Queen of the Fleet

“The PIKE was one of those rare instances where design, form and function came together. She performed well in a seaway, she carried her load perfectly, she was comfortable underway and beautiful to look at.” - Taylor Allen

JACOB PIKE with sistership MARY ANNE 1949.
Courtesy Sid Cullen, Rockland Historical Society

Launch of the JACOB PIKE, April 28, 1949. Courtesy of Rockland Historical Society

Built in 1949, the JACOB PIKE was one of six beautifully crafted sardine carriers built by the much-respected Newbert and Wallace shipyard of Thomaston. Two of the six were commissioned by Moses Pike for carrying sardines to his Holmes Packing Corporation plant in Rockland and were larger and heavier-built than was customary: 83 feet long and of sawn frame construction. JACOB PIKE was improved over her sister MARY ANNE of the previous year with more sheer, a balanced rudder, radar, and propulsion and refrigeration advances. Long passages from the herring-rich Eastport area to the Rockland plant were anticipated for both vessels.

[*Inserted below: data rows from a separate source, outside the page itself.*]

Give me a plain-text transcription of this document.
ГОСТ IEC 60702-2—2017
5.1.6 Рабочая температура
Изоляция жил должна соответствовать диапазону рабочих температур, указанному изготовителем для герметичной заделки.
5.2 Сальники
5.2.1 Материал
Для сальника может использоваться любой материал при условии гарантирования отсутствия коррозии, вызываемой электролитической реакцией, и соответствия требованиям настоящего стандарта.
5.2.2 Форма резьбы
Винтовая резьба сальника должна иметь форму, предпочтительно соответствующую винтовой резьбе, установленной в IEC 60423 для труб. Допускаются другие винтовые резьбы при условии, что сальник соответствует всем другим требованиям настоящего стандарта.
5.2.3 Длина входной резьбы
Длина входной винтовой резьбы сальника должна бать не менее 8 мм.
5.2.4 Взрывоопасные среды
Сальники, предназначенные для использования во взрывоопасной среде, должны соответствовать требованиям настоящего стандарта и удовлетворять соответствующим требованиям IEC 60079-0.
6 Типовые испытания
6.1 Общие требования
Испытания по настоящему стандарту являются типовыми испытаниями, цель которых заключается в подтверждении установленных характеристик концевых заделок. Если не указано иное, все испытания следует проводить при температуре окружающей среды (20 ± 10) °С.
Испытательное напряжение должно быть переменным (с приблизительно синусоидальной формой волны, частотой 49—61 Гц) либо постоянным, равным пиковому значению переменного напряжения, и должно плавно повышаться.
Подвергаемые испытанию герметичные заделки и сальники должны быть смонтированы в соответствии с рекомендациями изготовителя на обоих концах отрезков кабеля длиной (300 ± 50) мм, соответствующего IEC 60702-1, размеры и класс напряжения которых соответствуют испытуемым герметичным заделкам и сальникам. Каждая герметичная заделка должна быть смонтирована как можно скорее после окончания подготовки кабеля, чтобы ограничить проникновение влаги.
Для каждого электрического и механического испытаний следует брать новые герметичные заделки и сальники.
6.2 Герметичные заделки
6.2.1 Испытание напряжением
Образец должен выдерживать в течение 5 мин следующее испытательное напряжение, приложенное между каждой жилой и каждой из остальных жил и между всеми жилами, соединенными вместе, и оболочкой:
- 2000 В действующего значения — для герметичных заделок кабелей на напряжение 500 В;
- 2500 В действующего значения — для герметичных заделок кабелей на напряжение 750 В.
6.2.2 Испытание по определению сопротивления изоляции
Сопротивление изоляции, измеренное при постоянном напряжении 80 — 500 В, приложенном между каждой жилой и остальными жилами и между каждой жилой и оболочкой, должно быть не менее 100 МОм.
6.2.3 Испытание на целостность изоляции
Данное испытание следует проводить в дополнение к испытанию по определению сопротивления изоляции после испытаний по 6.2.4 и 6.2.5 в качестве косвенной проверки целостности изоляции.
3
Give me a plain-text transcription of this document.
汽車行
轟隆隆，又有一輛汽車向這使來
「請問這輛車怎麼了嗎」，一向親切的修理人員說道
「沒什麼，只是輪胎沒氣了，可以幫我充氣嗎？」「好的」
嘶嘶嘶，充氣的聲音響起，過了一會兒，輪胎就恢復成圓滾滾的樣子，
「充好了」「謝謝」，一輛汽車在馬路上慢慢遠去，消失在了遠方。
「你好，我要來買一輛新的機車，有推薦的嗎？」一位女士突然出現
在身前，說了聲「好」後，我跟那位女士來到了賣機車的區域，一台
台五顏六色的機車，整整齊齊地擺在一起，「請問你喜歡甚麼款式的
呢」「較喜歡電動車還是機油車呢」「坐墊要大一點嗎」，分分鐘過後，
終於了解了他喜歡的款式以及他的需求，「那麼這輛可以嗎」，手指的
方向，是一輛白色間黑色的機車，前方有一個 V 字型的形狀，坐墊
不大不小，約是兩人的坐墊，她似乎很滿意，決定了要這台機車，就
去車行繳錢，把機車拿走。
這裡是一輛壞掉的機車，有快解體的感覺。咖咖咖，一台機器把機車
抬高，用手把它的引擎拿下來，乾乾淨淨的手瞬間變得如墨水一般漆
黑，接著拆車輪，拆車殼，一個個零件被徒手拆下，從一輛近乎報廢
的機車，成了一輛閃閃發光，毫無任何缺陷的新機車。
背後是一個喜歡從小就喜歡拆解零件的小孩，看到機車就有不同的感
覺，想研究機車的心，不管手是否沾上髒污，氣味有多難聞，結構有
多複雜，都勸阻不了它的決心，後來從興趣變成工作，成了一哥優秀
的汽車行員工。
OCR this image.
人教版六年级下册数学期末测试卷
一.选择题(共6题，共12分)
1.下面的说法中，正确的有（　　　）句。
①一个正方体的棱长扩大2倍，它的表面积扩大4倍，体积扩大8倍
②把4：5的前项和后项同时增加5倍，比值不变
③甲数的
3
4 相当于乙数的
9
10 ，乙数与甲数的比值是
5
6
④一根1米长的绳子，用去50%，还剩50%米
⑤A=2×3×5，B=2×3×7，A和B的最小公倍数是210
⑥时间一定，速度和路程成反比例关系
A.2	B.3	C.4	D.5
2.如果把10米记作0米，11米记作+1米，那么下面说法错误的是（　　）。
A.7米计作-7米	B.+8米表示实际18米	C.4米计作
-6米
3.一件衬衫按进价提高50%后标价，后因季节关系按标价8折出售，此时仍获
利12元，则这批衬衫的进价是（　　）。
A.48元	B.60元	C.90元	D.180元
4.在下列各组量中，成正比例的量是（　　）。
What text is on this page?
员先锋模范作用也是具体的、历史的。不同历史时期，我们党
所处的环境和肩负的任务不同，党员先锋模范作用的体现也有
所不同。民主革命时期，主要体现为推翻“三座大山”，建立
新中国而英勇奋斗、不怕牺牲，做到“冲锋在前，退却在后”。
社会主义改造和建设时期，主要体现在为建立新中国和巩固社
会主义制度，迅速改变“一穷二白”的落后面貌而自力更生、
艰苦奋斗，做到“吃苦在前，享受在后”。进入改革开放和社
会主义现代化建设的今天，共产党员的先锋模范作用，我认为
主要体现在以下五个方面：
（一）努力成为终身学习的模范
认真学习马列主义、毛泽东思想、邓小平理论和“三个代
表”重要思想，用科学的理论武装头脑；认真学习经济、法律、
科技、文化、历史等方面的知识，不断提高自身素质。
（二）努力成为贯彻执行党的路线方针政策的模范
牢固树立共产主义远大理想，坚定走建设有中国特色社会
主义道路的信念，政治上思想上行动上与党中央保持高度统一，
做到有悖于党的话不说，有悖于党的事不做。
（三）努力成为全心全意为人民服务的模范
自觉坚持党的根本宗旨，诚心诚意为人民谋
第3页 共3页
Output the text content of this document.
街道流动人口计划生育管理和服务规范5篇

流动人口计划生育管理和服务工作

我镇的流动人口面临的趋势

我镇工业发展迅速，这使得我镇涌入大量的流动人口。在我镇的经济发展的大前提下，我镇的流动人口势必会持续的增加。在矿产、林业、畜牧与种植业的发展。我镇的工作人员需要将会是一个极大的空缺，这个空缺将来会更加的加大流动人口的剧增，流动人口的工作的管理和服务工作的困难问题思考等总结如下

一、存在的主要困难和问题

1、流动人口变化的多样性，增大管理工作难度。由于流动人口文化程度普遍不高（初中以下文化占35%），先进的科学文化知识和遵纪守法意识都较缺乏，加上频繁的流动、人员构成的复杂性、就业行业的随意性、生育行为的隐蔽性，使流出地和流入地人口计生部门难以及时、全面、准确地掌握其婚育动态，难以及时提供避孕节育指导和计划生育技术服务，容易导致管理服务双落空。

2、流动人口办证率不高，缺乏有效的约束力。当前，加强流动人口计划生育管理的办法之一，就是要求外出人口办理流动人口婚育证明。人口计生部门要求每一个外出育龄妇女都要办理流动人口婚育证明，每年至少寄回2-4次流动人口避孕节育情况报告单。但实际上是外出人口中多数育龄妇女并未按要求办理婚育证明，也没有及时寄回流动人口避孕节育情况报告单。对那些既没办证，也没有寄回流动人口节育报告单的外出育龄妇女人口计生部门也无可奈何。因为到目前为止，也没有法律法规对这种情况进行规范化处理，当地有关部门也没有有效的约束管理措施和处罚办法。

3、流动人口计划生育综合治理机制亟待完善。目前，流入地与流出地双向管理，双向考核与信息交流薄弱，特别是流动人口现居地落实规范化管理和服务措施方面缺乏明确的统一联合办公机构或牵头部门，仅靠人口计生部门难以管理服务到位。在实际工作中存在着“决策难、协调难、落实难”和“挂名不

Upon sale of Holmes Packing Corporation in 1979, the PIKE went on to transport herring for Connors Brothers of New Brunswick, then returned to Maine where Dana Rice became owner, then she went to Taylor Allen who donated her to Penobscot Marine Museum for their educational program.

When that proved unsuccessful, the JACOB PIKE went back to work hauling fuel, bait, and lobsters back and forth across Penobscot Bay for another decade. In 2019, the vessel changed hands once again, repurposed in Boothbay Harbor for carrying menhaden (aka pogies). When the State of Maine outlawed that use and once again rendered the PIKE out of work, she changed hands but sat idle, moored in a sheltered Harpswell cove.

In early 2024, one of the “100-year winter storms” that hit the Maine coast that year sent the JACOB PIKE to the bottom. Months later, sadly, Maine’s most iconic sardine carrier was raised and broken up.